Vio la Ciudad de Cristal al fondo del desfiladero,
entre dos marañas de agujas a través de las que no se divisaba ni una sola
senda segura.
—¿Lo ves? —murmuró Lumen—. No se puede pasar. La
única forma de cruzar al otro lado es atravesando la Ciudad de Cristal.
—Pero no me dejarán entrar —dijo Bipa, desanimada.
—Yo conozco un modo. Sin embargo, tendrás que hacerlo
de noche. Será más sencillo para ti pasar desapercibida entonces.
—¿Quieres decir que existe otra puerta aparte de las
dos que se ven desde aquí, la de entrada y la de sali...? Un momento —se
interrumpió—. ¿Qué es eso?
Lumen siguió la dirección de su mirada y vio un nutrido
grupo de figuras que avanzaban por el desfiladero en dirección a las puertas de
la ciudad.
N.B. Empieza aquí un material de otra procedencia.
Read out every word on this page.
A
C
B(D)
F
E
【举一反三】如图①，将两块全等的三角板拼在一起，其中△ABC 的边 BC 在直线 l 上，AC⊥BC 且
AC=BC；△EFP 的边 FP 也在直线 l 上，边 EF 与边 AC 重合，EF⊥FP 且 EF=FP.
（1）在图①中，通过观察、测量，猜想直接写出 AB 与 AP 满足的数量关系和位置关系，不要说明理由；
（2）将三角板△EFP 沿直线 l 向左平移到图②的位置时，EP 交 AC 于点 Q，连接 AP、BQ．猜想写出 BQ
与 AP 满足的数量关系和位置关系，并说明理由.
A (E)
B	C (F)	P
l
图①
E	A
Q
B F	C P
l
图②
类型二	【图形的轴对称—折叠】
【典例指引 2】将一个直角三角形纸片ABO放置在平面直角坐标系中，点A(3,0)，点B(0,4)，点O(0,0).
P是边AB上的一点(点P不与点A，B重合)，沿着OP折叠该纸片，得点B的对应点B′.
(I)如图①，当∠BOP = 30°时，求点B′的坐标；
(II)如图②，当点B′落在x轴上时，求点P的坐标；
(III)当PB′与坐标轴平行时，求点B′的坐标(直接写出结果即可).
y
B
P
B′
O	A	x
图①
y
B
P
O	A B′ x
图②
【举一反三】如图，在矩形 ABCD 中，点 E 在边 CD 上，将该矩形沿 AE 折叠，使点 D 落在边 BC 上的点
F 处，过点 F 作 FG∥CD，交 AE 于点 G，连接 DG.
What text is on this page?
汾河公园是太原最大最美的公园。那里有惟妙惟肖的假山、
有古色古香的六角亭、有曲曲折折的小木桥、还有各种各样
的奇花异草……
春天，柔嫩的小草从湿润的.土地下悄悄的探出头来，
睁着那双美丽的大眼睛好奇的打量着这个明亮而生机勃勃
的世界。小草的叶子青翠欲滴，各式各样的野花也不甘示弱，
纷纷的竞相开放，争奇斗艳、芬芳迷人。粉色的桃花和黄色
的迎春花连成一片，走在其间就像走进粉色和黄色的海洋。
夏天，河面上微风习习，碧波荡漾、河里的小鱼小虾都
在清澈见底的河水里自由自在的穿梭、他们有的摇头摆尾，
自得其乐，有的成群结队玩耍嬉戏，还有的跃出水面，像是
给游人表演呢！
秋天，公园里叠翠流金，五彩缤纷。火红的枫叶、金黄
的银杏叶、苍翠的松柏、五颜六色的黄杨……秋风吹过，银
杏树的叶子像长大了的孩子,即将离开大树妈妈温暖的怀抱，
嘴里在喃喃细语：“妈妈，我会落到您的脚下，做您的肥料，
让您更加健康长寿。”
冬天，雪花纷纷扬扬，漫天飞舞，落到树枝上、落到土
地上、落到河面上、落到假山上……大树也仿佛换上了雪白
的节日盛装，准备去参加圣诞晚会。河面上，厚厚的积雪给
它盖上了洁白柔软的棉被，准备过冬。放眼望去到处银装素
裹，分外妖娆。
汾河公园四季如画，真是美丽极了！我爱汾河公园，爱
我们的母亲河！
Las guiaba alguien que iba montado sobre algo que parecía un enorme
lagarto translúcido.
—Gélida y sus golems de hielo —susurró Bipa, aterrorizada—.
¿Qué ha venido a hacer aquí?
—Me temo que te busca a ti y a tu Ópalo, Bipa —respondió
Lumen—. Y eso quiere decir que Gélida está mucho más desesperada de lo que
creía. Nunca se había atrevido a llegar tan lejos.
Sobrecogidos, prestaron atención. Desde allí oyeron
la voz, clara y fría, de la mujer del reino de hielo:
—¡Llamo al Señor de la Ciudad de Cristal! —proclamó
ante las puertas cerradas—. ¡Exijo que se me atienda! ¿Es que acaso vuestras torres con ojos no os han informado de que venía?
—Nos han informado perfectamente, Gélida —respondió
la voz del Señor de la Ciudad de Cristal entre la niebla, desde alguna de las
torres de la muralla—. Por eso sabíamos que venías a la cabeza de un ejército;
no debería extrañarte, pues, hallar las puertas cerradas ante ti.
—He venido en busca de algo que me pertenece —declaró
Gélida, ignorando la acusación implícita de Lux—. Una opaca huyó de mis
dominios llevando consigo algo muy valioso. Su rastro me ha traído hasta aquí.
Exijo que me la entregues, o de lo contrario...
No terminó la frase, pero sus ultimas palabras
vibraron un momento en el aire, preñadas de una sutil amenaza.
—Esa opaca de la que hablas no está aquí —repuso Lux
con calma—. Como sabes, no hay lugar para los opacos en la Ciudad de Cristal.
Recoge a tus golems, Gélida, y vuelve por donde has venido.
—Sé que está aquí —insistió Gélida—. Y me la entregarás,
Señor de la Ciudad de Cristal. Si mañana al alba no tengo a la chica y su
tesoro en mi poder, atacaremos la ciudad y nos encargaremos de hacerla añicos.
—Pierdes el tiempo, Gélida. Le cerré a esa joven las
puertas de la ciudad, igual que ahora te las estoy cerrando a ti.
—Sé que está aquí —repitió Gélida—, porque no hay
ningún otro sitio en el que podría estar.
—En eso te equivocas —respondió Lux—, como en todo
lo demás.
Gélida le gritó que diera la cara, pero el Señor de
la Ciudad de Cristal no volvió a pronunciar palabra, y las puertas
permanecieron firmemente cerradas.
Con el corazón en un puño, Lumen y Bipa contemplaron
cómo Gélida y su ejército acampaban ante las murallas de la Ciudad de Cristal.
—¿Qué voy a hacer ahora? —murmuró Bipa, preocupada.
—No tengas miedo. A la entrada que yo conozco no se
accede por la puerta principal. No tendrás que atravesar las filas del
ejército de Gélida.
—Pero, si no me entrego, atacará la ciudad...
—No lo hará. Sabe que, aunque el cristal parezca frágil,
en realidad es más poderoso que el hielo. Ven, volvamos a casa. Tienes que
partir esta noche, y aún tenemos mucho de qué hablar.